An Overview of Cryogenic Activities at CNES 941524

CNES's involvement in research work into space cryogenics began at a very early stage.
METEOSAT's passive cryogenic radiator was designed by CNES around 1970. Work on mechanical cryogenic machines began around 1985 with theoretical studies. The first basic mock-ups were made in 1990 for Vuilleumier and Stirling cycle machines. This work led to the completion in 1993 of two breadboards (CEA/CENG and L'AIR LIQUIDE).
During this time, CNES developed a space experiment for the OMEGA project using a Stirling machine in the tactical class which was subject to a qualification cycle specially designed for the project.
In order to promote very low-temperature astronomy experiments, CNES began the space qualification of a cooler developed by the CNRS/CRTBT in Grenoble. This system uses the dilution of helium 3 in helium 4 to lower temperatures from 4 K to 0.1 K. A temperature of 4 K can be obtained either with a helium bath or a mechanical cryogenic machine.

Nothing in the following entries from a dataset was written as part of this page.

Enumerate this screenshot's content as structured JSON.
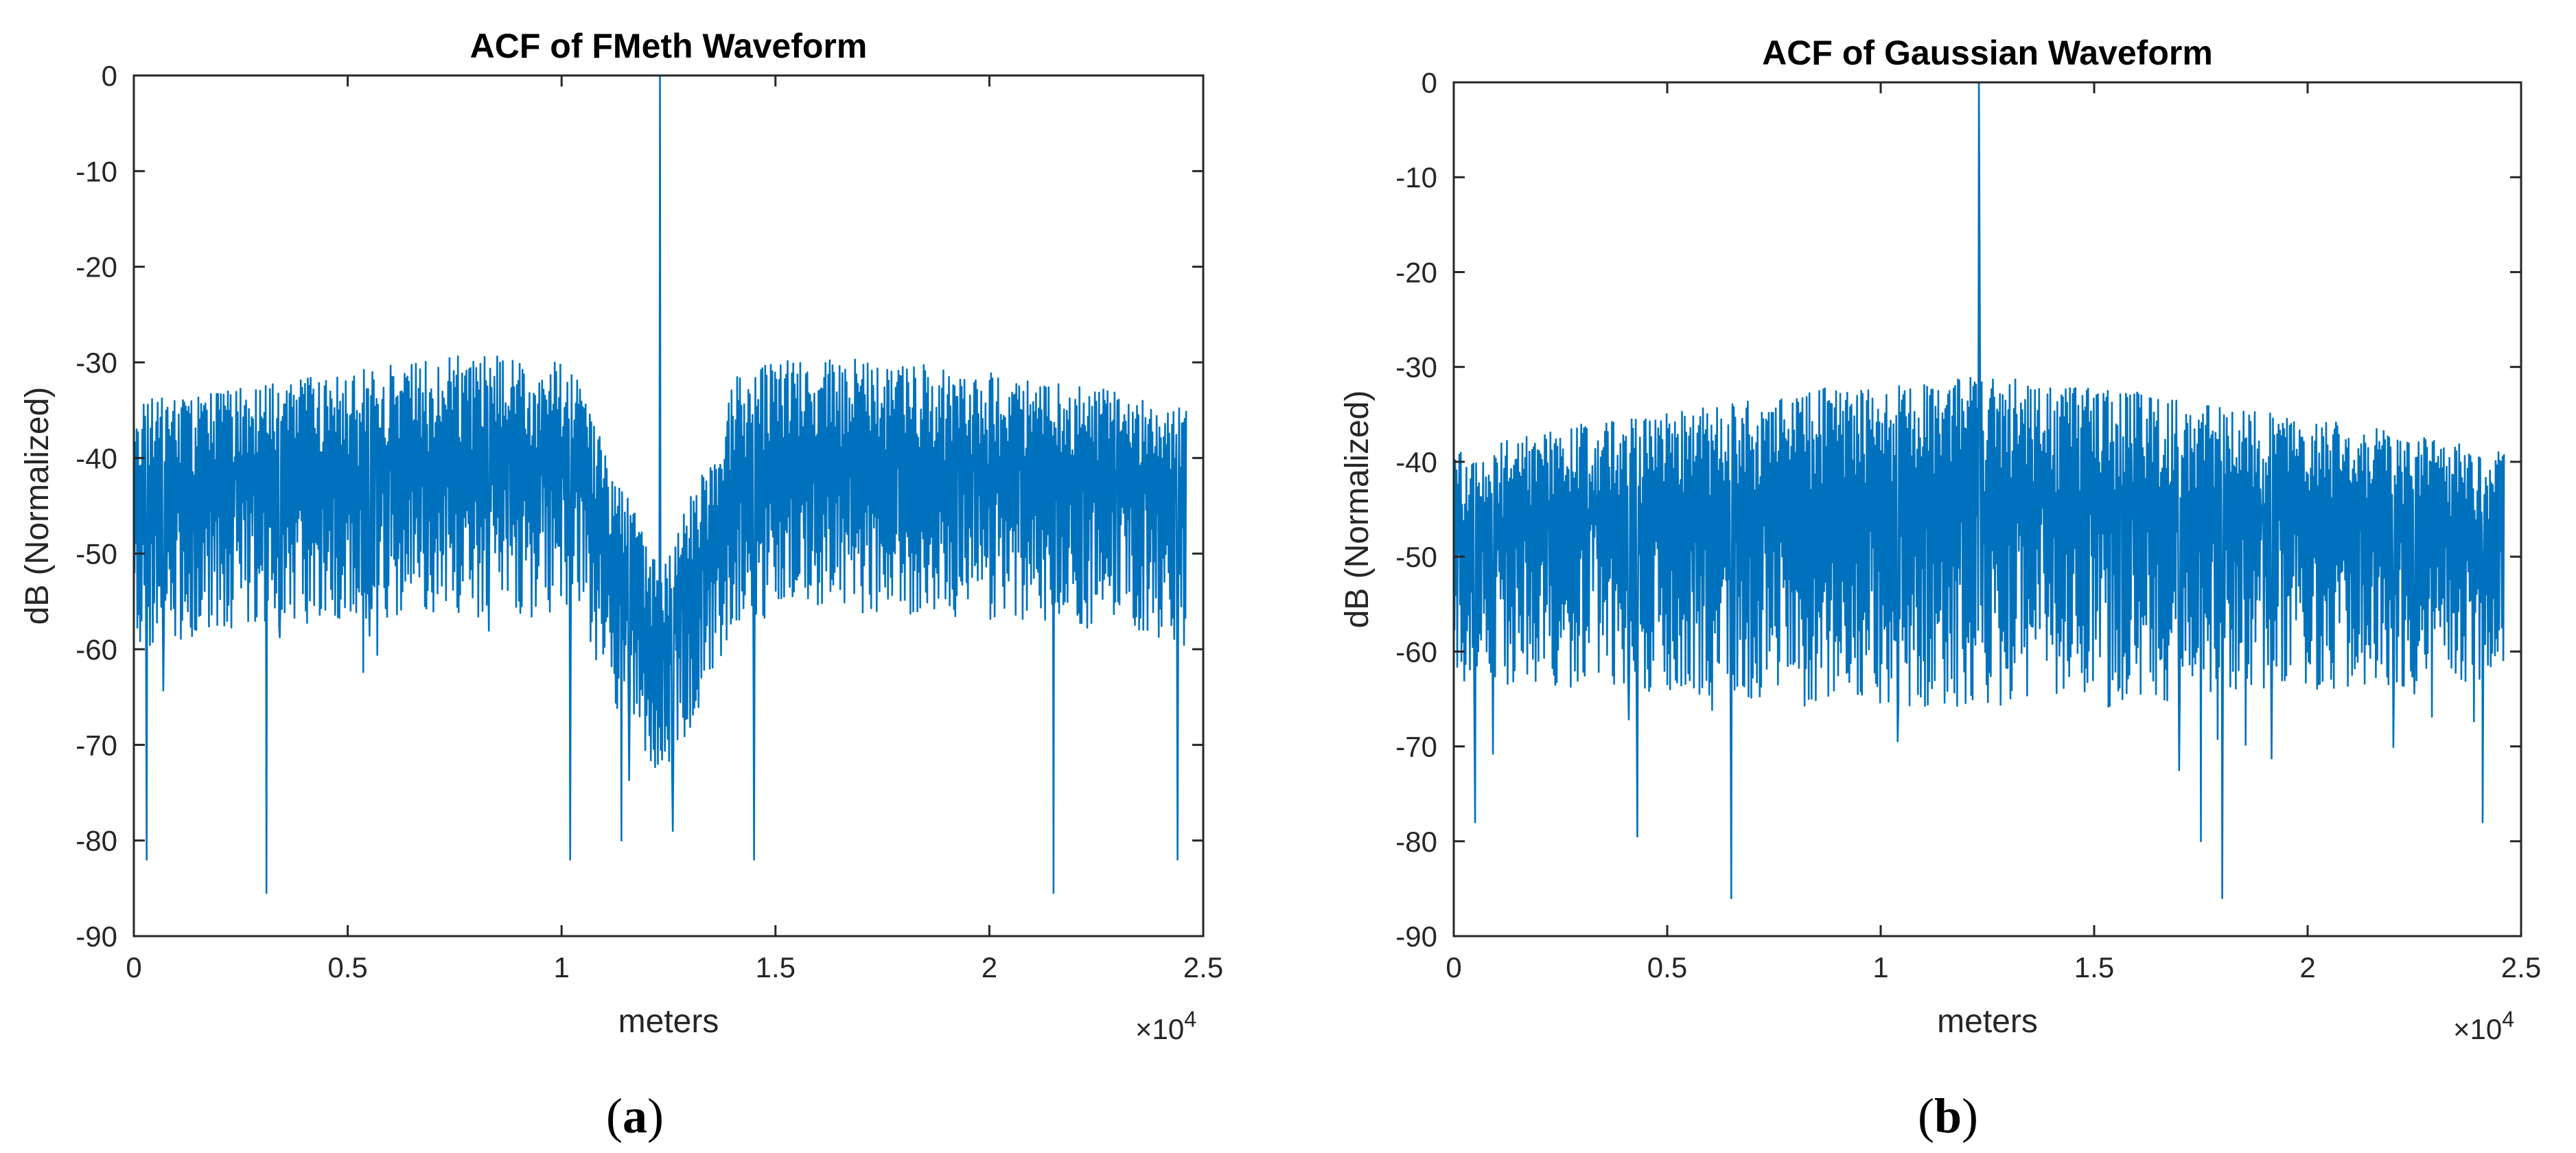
{
  "chart_data": [
    {
      "type": "line",
      "title": "ACF of FMeth Waveform",
      "xlabel": "meters",
      "ylabel": "dB (Normalized)",
      "x_multiplier_label": "×10",
      "x_multiplier_exp": "4",
      "xlim": [
        0,
        2.5
      ],
      "ylim": [
        -90,
        0
      ],
      "xticks": [
        0,
        0.5,
        1,
        1.5,
        2,
        2.5
      ],
      "yticks": [
        0,
        -10,
        -20,
        -30,
        -40,
        -50,
        -60,
        -70,
        -80,
        -90
      ],
      "x_data_range": [
        0,
        2.46
      ],
      "peak": {
        "x": 1.23,
        "y": 0
      },
      "series": [
        {
          "name": "ACF",
          "color": "#0072BD",
          "envelope_x": [
            0,
            0.2,
            0.5,
            0.8,
            1.0,
            1.06,
            1.08,
            1.15,
            1.2,
            1.23,
            1.26,
            1.31,
            1.38,
            1.4,
            1.6,
            2.0,
            2.3,
            2.46
          ],
          "envelope_upper": [
            -34,
            -33,
            -31,
            -29,
            -30,
            -32,
            -37,
            -43,
            -49,
            -52,
            -49,
            -43,
            -37,
            -31,
            -29,
            -31,
            -33,
            -35
          ],
          "envelope_mean": [
            -43,
            -42,
            -41,
            -40,
            -41,
            -42,
            -46,
            -52,
            -57,
            -60,
            -57,
            -52,
            -46,
            -42,
            -40,
            -41,
            -42,
            -43
          ],
          "envelope_lower": [
            -60,
            -58,
            -57,
            -56,
            -57,
            -58,
            -62,
            -68,
            -72,
            -74,
            -72,
            -68,
            -62,
            -58,
            -56,
            -57,
            -58,
            -60
          ],
          "min_spikes": [
            [
              0.03,
              -82
            ],
            [
              0.31,
              -85.5
            ],
            [
              1.02,
              -82
            ],
            [
              1.14,
              -80
            ],
            [
              1.26,
              -79
            ],
            [
              1.45,
              -82
            ],
            [
              2.15,
              -85.5
            ],
            [
              2.44,
              -82
            ]
          ]
        }
      ]
    },
    {
      "type": "line",
      "title": "ACF of Gaussian Waveform",
      "xlabel": "meters",
      "ylabel": "dB (Normalized)",
      "x_multiplier_label": "×10",
      "x_multiplier_exp": "4",
      "xlim": [
        0,
        2.5
      ],
      "ylim": [
        -90,
        0
      ],
      "xticks": [
        0,
        0.5,
        1,
        1.5,
        2,
        2.5
      ],
      "yticks": [
        0,
        -10,
        -20,
        -30,
        -40,
        -50,
        -60,
        -70,
        -80,
        -90
      ],
      "x_data_range": [
        0,
        2.46
      ],
      "peak": {
        "x": 1.23,
        "y": 0
      },
      "series": [
        {
          "name": "ACF",
          "color": "#0072BD",
          "envelope_x": [
            0,
            0.3,
            0.6,
            0.9,
            1.23,
            1.5,
            1.8,
            2.1,
            2.46
          ],
          "envelope_upper": [
            -39,
            -36,
            -34,
            -32,
            -31,
            -32,
            -34,
            -36,
            -39
          ],
          "envelope_mean": [
            -47,
            -46,
            -45,
            -44,
            -44,
            -44,
            -45,
            -46,
            -47
          ],
          "envelope_lower": [
            -63,
            -64,
            -65,
            -66,
            -66,
            -66,
            -65,
            -64,
            -63
          ],
          "min_spikes": [
            [
              0.05,
              -78
            ],
            [
              0.43,
              -79.5
            ],
            [
              0.65,
              -86
            ],
            [
              1.75,
              -80
            ],
            [
              1.8,
              -86
            ],
            [
              2.41,
              -78
            ]
          ]
        }
      ]
    }
  ],
  "panels": [
    {
      "open": "(",
      "letter": "a",
      "close": ")"
    },
    {
      "open": "(",
      "letter": "b",
      "close": ")"
    }
  ]
}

Pulse tubes are a promising system for the future as they have no moving mechanical parts, no friction and no vibrations. In the near future, such tubes could replace the Stirling cycle space machine displacers. CNES is interested in the development of such systems and several French laboratories and manufacturers are at the forefront of research in this area.
For the IASI project, a passive cryogenic radiator for a sun-synchronous orbit is being designed by AEROSPATIALE at Cannes. It will reach 100 K with a cooling capacity of 400 mW.
CNES is also participating in the design and development of numerous other space experiments using cryogenic techniques and is conducting a research plan on cryocoolers.